Wednesday, June 21, 2017

Day By Day

Each day I notice I feel differently, some days I miss our son more than others and the reality that I carried him for 9 months without getting to meet him alive sets in.  Small triggers 'get' me.    I am struggling emotionally and as a result truly focused on my physical health.

In the past it was about weight, body image, strength and just being physically healthy overall,  but now it's so much more.  My physical health is directly correlated to my emotional health.

Each day I press play, I do it even when I don't to, even when it's hard. I do it because I need to do the same in my life.  I may not want to get up, it may be hard. I may not think I can go on. But I need to, and I will.

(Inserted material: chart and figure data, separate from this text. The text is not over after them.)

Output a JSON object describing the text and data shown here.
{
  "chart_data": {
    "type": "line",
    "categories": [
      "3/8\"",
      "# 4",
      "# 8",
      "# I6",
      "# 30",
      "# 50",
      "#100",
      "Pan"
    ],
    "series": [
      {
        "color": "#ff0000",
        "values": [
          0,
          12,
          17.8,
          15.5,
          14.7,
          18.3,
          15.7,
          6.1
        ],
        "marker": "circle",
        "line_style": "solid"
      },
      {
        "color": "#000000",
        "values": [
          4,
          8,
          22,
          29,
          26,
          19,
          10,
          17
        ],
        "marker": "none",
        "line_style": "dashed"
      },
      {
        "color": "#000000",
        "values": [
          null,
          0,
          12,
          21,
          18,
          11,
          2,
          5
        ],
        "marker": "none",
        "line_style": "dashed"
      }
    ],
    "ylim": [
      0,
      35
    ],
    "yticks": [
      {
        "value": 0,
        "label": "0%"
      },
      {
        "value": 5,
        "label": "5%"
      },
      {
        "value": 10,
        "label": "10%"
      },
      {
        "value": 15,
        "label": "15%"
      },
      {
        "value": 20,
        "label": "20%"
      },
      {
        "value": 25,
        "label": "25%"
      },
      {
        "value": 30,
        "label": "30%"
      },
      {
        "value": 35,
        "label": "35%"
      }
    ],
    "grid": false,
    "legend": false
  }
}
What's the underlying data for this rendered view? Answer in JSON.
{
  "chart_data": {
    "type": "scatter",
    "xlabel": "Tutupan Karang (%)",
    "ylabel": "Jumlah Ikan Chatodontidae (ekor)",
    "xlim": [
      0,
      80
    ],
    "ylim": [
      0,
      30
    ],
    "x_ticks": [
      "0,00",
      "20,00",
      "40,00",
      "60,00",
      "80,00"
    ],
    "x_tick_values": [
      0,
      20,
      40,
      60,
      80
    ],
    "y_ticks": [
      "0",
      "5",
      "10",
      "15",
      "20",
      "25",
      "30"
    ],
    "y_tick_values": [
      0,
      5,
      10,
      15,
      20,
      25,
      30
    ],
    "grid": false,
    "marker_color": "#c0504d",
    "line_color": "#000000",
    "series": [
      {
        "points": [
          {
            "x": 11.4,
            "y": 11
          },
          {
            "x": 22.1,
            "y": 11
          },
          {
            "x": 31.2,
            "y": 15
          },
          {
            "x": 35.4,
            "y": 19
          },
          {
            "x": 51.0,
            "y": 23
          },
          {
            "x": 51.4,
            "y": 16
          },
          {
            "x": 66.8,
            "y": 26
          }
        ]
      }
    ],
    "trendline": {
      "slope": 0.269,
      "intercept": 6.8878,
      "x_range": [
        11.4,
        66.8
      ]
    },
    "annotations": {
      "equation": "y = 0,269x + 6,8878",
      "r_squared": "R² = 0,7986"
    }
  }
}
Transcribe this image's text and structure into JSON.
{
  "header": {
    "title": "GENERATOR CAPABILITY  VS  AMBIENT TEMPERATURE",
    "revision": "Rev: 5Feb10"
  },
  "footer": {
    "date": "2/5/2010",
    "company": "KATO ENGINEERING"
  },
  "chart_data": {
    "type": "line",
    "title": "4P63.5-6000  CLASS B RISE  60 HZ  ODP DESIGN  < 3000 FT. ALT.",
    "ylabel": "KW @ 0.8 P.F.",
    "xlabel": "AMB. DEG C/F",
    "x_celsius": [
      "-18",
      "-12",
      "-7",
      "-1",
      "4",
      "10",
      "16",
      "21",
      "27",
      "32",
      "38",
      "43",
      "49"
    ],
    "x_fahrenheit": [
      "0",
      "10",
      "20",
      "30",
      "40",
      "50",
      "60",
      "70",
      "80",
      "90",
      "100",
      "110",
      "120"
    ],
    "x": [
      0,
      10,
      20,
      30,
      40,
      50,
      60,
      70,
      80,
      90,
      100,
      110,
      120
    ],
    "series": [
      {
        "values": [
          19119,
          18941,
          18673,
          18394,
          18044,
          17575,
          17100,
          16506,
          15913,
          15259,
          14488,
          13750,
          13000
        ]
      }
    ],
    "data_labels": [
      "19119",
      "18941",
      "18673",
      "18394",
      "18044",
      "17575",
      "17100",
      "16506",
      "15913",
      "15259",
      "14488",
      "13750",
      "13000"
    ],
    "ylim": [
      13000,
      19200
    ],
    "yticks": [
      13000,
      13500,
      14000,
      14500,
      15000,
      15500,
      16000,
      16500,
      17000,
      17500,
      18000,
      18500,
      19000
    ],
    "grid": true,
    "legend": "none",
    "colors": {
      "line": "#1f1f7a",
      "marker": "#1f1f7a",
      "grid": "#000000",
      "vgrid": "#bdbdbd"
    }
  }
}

This photo is of me doing a workout this week (heavily modified as I'm still only 4 weeks post c-section), and the trainer said 'When you fall - because you will fall - find your base of support.'

This stuck with me. My fitness is my base of support, my community of people I coach and those that coach me are my support. My focus on nutrition gives my mind the clarity to process the emotions that wave through me on a daily basis, but the fitness is my 'beam' of support and a parallel to my grieving process.


I am 4 weeks postpartum. I am struggling emotionally having lost my son at 38 weeks, but I am not giving up. 

After my first son was born, I 'gave up' on me.  I was emotionally drained for different reasons.  Going back to work full time, being sleep deprived, hormonal changes (that part is still relevant) all threw me into a tailspin.  Not this time. I can't afford to let my physical health slip despite all my barriers.

So here are my 4 week progress photos of the 'new' me since the prior me is a thing of the past.   Here are four weeks of focus on nutrition, focus on moving even if it's just shuffling.  Focus on my physical health to help support my emotional healing.



I compare here, to my 10 month postpartum 'before' photo after having my first son.  This photo seems like a lifetime away. This photo represents 10 months of giving up on myself. I refuse to do that again.  My family needs me, I need me.


I still struggle emotionally on a daily basis, but having a goal and a clear mind helps me get up, get moving and process the emotions as they hit me. 

I start each morning with a workout, no matter what it looks like, I move.   Then with a solid breakfast to fuel my mind for the day ahead.


The days are often hard, so I wear sunglasses 99% of the time.  They hide the tears when they come out of the blue.  They hide them from strangers and from my son.  My son sees me cry each day, but I don't want him to worry about me all day, so I wear sunglasses so that I can build a safe zone between my tears and the world as I work to find my new normal.


Every day, I chose to look at the world in new ways, searching for positivity in my days.  Not to erase the birth of my son, Thomas.  Not to have made it happen for a 'reason' but to let something good come of something terrible, something no mother should ever have to experience.


I look at photos like this one, and I remember the joy and happiness we had not that long ago. I  want hope and happiness back in my life with a new lens.  As a result I'm working to appreciate things in a different way then I ever had before.  

I will never get to see Thomas smile for the first time, crawl for the first time, giggle, walk or run.  But I CAN see Benjamin as he grows up. I CAN be the best mom possible for him.  Truly engage with him and be available to him in ways I never was 'before'


Sharing some food updates from this week, while I'm not 'perfect' with my food I am doing everything I can to fuel my body so my mind can be clear.  Here are a few 'easy' tips for nutritious choices.  I haven't had energy to think about food so they are all easy!

Infused water with strawberries and mint from the garden.



Veggie frittata - eggs, a little cheddar and parmesean cheese and any veggies I got my hands on from our CSA (spinach, onion, garlic scapes, sundried tomatoes).  Baked at 350 for a half hour and an easy breakfast, lunch, dinner or snack!



I am also back to my apple cider vinegar tea.  I had avoided this while pregnant with Thomas because the ACV I use is not pasteurized and while the risk is small, I made sure to avoid anything that could cause harm to my baby.  Anything that was within my control.